Les Tunisiens ont peur du grand remplacement, eux aussi!

Un vent de panique identitaire souffle sur la Tunisie. Alors que les vagues d’immigrés se multiplient, le président Kaïs Saïed, au pouvoir depuis 2019, a dénoncé un véritable complot contre la nation tunisienne, qui mettrait en péril sa dimension « arabo-islamique ».


Ils viennent de Côte d’Ivoire, du Sénégal, du Mali, du Niger. En 2021, d’après l’Institut national de la statistique, ils étaient un peu plus de 21 000, soit tout juste 0,2% de la population totale du pays, contre 10 000 en 2016. Des estimations plus récentes, proposées par des ONG, estiment qu’ils sont désormais entre 30 000 et 50 000. À l’inverse du Maroc et de l’Algérie, la Tunisie n’avait jamais connu de présence notable de ressortissants subsahariens sur son territoire, abstraction faite des descendants d’esclaves, qui représenteraient 10 à 15% de la population tunisienne.

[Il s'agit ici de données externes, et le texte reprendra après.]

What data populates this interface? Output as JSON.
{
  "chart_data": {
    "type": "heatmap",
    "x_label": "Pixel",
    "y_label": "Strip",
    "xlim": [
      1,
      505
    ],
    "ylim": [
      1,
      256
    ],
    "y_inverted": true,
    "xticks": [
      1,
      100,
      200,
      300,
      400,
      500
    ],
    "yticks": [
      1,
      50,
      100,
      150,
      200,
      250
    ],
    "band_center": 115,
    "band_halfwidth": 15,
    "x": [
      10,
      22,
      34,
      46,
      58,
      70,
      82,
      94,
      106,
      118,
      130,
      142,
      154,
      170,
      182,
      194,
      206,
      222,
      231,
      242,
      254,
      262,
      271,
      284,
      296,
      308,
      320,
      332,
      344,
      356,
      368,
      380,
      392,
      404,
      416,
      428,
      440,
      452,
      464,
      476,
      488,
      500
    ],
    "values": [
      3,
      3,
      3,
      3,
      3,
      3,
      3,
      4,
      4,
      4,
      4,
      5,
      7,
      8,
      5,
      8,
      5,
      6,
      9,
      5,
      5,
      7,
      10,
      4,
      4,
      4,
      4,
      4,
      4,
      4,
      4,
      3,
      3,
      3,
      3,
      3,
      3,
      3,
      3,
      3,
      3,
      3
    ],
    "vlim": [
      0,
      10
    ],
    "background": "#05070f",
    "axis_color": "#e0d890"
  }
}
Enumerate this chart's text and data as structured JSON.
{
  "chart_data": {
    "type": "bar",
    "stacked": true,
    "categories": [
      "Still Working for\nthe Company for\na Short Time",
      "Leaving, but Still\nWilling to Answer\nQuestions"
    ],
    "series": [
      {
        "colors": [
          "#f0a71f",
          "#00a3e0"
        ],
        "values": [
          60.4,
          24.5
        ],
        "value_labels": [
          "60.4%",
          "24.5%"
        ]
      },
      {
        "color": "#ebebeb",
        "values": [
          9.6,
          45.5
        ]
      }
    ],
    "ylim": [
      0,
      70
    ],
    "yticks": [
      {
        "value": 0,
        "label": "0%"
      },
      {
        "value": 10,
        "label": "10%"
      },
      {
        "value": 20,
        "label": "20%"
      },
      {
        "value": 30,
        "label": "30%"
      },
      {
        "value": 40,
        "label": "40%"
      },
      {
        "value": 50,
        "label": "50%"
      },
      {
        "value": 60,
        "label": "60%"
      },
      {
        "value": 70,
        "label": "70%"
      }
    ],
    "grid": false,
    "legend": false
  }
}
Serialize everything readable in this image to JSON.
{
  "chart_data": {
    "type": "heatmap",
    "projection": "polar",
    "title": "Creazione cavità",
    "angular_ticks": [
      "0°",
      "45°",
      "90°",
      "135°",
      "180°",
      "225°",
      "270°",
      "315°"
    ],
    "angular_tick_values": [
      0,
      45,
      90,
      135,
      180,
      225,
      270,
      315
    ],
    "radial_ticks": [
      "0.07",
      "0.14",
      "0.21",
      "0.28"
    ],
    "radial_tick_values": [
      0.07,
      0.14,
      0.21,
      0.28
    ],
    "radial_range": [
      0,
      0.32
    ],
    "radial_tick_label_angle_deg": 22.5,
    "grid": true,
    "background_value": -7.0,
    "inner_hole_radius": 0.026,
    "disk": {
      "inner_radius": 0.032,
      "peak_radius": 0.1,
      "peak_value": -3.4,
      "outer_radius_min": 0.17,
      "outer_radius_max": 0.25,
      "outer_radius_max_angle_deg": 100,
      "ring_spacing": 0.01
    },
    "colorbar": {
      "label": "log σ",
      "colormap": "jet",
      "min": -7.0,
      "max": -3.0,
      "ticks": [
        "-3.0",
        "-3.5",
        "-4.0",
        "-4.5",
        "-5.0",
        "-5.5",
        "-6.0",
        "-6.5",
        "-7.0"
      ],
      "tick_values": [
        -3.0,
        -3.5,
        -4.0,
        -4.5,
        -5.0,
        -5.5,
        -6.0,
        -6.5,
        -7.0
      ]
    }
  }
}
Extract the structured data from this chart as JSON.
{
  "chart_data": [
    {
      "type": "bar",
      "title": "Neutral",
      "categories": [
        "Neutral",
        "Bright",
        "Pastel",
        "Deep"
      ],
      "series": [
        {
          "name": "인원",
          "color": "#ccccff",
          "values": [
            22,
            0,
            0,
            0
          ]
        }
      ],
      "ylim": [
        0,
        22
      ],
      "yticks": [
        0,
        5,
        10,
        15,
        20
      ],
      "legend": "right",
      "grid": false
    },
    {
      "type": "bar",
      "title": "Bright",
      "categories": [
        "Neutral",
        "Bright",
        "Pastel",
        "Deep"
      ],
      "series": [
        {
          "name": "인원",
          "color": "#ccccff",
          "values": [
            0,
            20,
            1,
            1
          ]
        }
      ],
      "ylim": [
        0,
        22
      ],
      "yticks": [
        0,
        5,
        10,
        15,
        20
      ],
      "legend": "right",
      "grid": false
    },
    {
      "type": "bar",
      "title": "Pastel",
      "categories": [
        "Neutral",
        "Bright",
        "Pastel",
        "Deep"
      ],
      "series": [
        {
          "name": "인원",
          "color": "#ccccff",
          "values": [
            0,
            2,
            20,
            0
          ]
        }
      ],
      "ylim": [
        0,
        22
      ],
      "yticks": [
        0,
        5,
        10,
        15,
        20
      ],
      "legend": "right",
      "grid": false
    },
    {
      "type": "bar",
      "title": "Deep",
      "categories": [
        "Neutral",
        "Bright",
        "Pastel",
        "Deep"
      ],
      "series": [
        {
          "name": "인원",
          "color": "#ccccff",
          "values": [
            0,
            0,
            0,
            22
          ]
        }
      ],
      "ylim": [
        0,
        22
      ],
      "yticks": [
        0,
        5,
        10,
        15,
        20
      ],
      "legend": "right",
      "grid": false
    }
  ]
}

L’espoir d’une traversée vers l’Europe

Beaucoup de ces migrants sont en transit. Ils s’installent quelque temps en Tunisie, notamment dans le sud du pays, espérant pouvoir y préparer un nouveau voyage vers la rive nord de la Méditerranée. Il faut aussi compter les étudiants d’Afrique noire qui se sont installés dans la soixantaine d’établissements universitaires ouverts ces dernières années. Parmi eux, certains finissent par trouver un travail et s’établissent durablement en Tunisie. Après tout, la natalité tunisienne s’est stabilisée depuis plus de deux décennies, et avec 2,1 enfants par femme, elle s’est rapprochée des standards européens. Dans le même temps, la Révolution de 2011 n’a pas tari l’émigration, bien au contraire : avant le Covid, entre 36 000 et 40 000 tunisiens quittaient le pays chaque année. Bien que le pays ne soit guère épargné par le chômage, certains secteurs comme l’agriculture, le bâtiment et la restauration souffrent d’un manque cruel de main d’œuvre.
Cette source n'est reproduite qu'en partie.